El 02 de diciembre de 1980, Ita Ford, Maura Clarke, Dorothy Kazel y Jean Donovan regresaban de un retiro espiritual de la orden Maryknoll en Diriamba, Nicaragua. El vuelo llego a las cinco de la tarde al ahora aeropuerto “San Oscar Arnulfo Romero”. Las cuatro religiosas emprendieron la ruta hacia la capital. Ellas no se fijaron que todos los vehículos habían sido retenidos en el estacionamiento del aeropuerto a esa hora, excepto el suyo.

En la carretera fue interceptado el vehículo por guardias nacionales que estaban vestidos de civil. Las llevaron hacia Rosario de la Paz, a una delegación de la Guardia Nacional. Antes de asesinarlas, los guardias tenían las instrucciones de tortúralas, y violarlas. Sus cuerpos fueron encontrados en una fosa recién cavada en la Hacienda San Francisco, en Santiago Nonualco, en el departamento de La Paz, dos días después de su desaparición.

La Asociación de Capacitación e Investigación para la Salud Mental (ACISAM) es una organización no gubernamental especializada en la atención psicosocial. Aunque hoy en día trabajan más con jóvenes, tiene un espacio de memoria histórica en el que buscan sobrevivientes de masacres como Lolo, para que cuenten su historia, y tengan empatía comunitaria. De ello se encargan los psicólogos, quienes observan que el hablar de los traumas de la guerra es de mucha ayuda para las víctimas, sienten tranquilidad, y se liberan poco a poco.

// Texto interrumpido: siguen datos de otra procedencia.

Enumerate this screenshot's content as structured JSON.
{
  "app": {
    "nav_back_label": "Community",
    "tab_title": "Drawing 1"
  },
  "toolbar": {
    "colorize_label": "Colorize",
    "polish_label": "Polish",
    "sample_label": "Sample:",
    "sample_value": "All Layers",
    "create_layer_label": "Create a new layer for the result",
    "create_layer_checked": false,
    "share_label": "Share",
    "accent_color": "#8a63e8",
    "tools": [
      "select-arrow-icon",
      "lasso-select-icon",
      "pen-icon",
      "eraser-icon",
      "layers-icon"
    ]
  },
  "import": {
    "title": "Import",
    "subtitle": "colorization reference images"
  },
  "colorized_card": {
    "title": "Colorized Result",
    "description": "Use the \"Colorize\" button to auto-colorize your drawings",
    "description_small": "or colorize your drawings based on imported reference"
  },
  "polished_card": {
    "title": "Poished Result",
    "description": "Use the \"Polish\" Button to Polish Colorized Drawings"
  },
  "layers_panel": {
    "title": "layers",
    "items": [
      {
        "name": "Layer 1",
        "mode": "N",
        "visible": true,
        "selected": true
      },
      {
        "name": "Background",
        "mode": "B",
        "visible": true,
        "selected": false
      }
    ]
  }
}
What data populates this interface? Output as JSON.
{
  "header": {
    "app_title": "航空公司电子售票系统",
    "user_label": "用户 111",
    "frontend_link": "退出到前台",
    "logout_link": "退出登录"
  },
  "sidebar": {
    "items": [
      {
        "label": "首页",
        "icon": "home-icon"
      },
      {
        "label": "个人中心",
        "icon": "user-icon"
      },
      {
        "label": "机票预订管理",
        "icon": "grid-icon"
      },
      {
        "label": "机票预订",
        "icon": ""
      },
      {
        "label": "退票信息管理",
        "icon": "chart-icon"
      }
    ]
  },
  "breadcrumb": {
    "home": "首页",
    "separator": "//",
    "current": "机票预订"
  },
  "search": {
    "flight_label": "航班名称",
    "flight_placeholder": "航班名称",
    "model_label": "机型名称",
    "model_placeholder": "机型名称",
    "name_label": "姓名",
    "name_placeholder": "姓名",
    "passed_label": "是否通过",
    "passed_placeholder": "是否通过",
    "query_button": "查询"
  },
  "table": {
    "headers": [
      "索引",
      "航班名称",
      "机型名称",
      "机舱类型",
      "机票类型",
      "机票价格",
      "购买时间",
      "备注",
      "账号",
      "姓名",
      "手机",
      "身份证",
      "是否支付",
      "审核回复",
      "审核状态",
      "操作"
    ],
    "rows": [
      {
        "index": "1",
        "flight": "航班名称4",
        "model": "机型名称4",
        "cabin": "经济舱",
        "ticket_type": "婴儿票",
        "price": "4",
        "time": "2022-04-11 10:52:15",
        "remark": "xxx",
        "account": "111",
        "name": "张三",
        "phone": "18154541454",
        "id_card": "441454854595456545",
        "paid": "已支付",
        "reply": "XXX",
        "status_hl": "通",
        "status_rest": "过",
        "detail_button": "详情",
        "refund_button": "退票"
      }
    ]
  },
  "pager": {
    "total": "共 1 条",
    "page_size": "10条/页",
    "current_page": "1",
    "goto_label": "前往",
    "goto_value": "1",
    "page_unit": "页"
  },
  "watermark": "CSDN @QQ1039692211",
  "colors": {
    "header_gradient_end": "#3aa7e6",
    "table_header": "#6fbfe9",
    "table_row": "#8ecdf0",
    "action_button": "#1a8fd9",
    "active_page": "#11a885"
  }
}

El conflicto armado dejó secuelas físicas y psicológicas, desde depresión, miedos, ansiedad y hasta demencia, los más afectados son aquellos que se vieron afectados de forma directa ya sea por la muerte o la desaparición forzada de sus familiares. Algunas masacres están en investigación mientras que otras permanecen en el olvido.

Lolo cuenta su historia en las comunidades, a los jóvenes, y a todo aquel que pueda. Porque siente que tiene un compromiso social, por todos aquellos que murieron; lo que busca es mantener viva la memoria histórica del país, aunque él siga batallando con sus recuerdos y pesadillas.